Uma das primeiras coisas que se vê ao entrar na casa da galerista Vilma Eid é uma obra concreta de Geraldo de Barros. A tela é um triângulo, apesar de uma moldura quadrada, e a diagonal separa o vazio de uma estampa de trapézios sob um fundo branco.
Mas é só olhar para o lado para ver que a casa está abarrotada de arte. Há quadros em todas as paredes, nichos repletos de esculturas de barro e madeira, obras desde artistas célebres do cânone brasileiro a pessoas com pouca visibilidade, descobertas pela dona da casa.
Eid fundou a Galeria Estação há 20 anos, mas atua na área há quatro décadas. A galerista teve um importante papel em elevar o status da arte popular brasileira. "Arte é arte. Não importa a classificação", afirma.
É essa coleção vasta que o Instituto Tomie Ohtake agora organiza em seu espaço expositivo, com curadoria de Ana Roman e Catalina Bergues, tentando preservar a essência da morada da galerista. É o caso, por exemplo, do diálogo face a face entre uma tela concreta de Judith Lauand e uma abstração informal de Clóvis Aparecido dos Santos.

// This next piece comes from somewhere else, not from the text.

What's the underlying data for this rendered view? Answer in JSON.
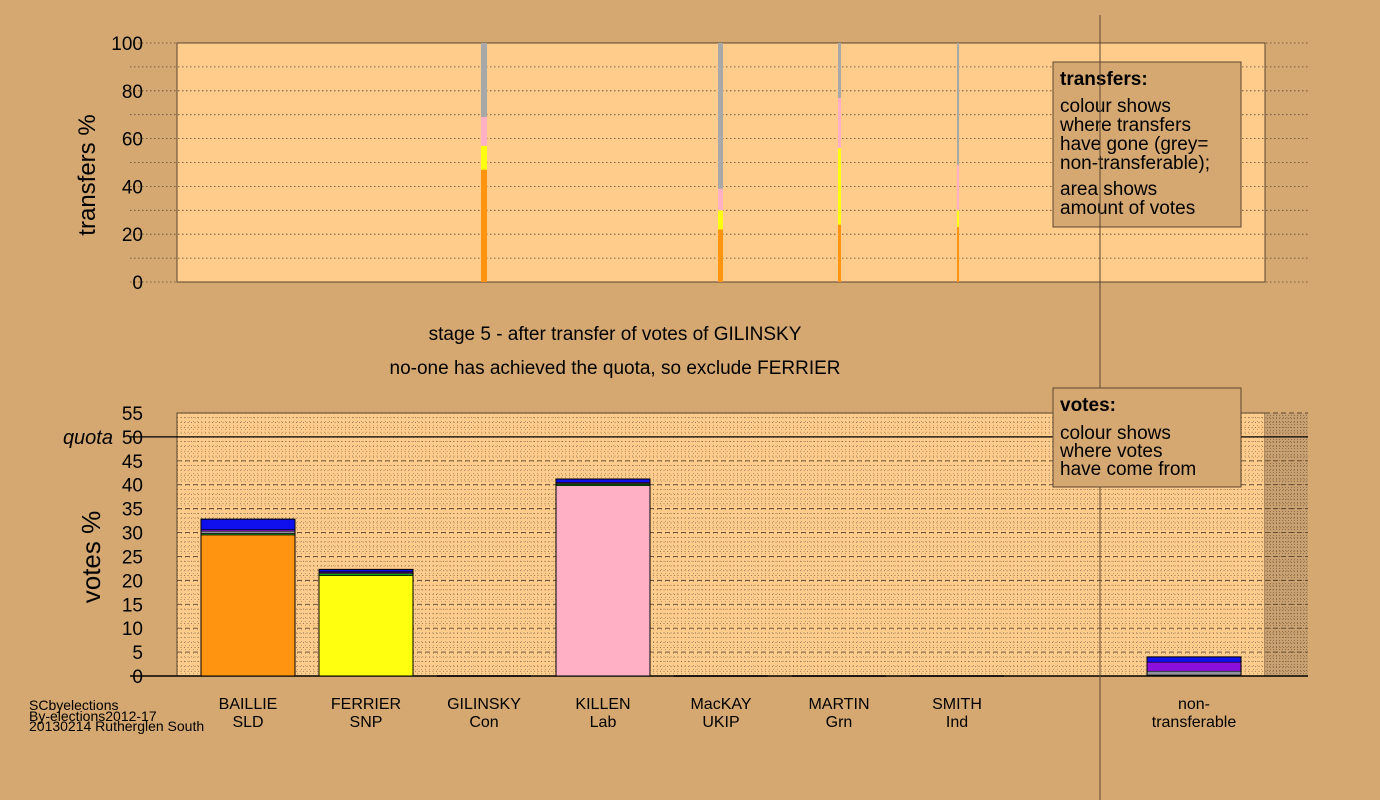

Lauand, única mulher integrante do grupo vanguardista Ruptura, estabelece ritmo com uma linguagem formal. Retângulos dourados, semelhantes a dominós, são dispostos contra um fundo branco. Já o artista do interior paulista exibe obras repletas de cores, com traços caóticos e figuras híbridas entre os contornos abstratos.
Entre a desordem fluida de um e a estrutura geométrica do outro há uma harmonia em comum. "Queremos tensionar as formas de olhar e pensar, estamos nos apropriando e ressignificando as categorias", diz Roman, destacando que a coleção tem artistas célebres como Tunga, Mira Schendel e Mirian Inêz da Silva.
Mas a curadoria traz um interesse particular por achados de Eid, artistas que ela representa como galerista, como Véio e Zé Bezerra, escultores em madeira que hoje estão em instituições país afora.
Outro caso é Alcides Pereira dos Santos, de trajetória bem detalhada na mostra. Uma das paredes tem uma série de pinturas de aviões, modelos reais catalogados nos anos 1990 e 2000 pelo baiano e retratados em cores vivas sob um plano chapado e geométrico.
Já "Planalto", de 1998, é uma paisagem com um lago e um campo, onde garças relaxam. Montanhas estão espalhadas pela tela, tal qual uma muralha entre o campo e as aves. Atrás, pessoas gigantes observam a cena, tranquila e onírica.
Santos costuma ser encaixado no estilo naif, mas, em obras de períodos diferentes, o baiano traz um teor político mais evidente, como uma em que três monstros observam o desmatamento de uma floresta, com a inscrição irônica "Brasil é desenvolvimento".
"Exibimos vários momentos diferentes da trajetória de pessoas com que, em alguns casos, Vilma teve uma relação pessoal pelo passar das décadas que os representou", diz Bergues. "As pessoas veem como o moderno influencia o popular, mas nossa ideia é o inverso. Picasso foi inspirado por máscaras africanas em suas pinturas, e os estilos coexistiam."
A obra de José Antônio da Silva, primeiro artista a entrar para a coleção de Eid, segue a mesma linha. Com um panorama que vai de 1948 a 1987, ele retrata o desmatamento e o êxodo rural ao lado das festas populares do interior paulista —sem deixar de pensar as mudanças do seu tempo, como em "Navio a Vapor", de 1957.
O ponto de vista caipira também reflete o dinamismo da vida urbana nas telas de Ranchinho de Assis. Com pinceladas expressionistas, as luzes são borradas pelo movimento, ecoando as mudanças que percebeu no cotidiano, desde seu nascimento, em 1923, à morte, aos 80 anos.
Ainda nessa discussão, as curadoras lançam, em maio, o livro "Arte Popular: Modos de Usar" pela editora Martins Fontes. Organizado por Amanda Tavares, pesquisadora do tema, o volume terá textos de Lélia Coelho Frota e Fernanda Pitta, entre outros.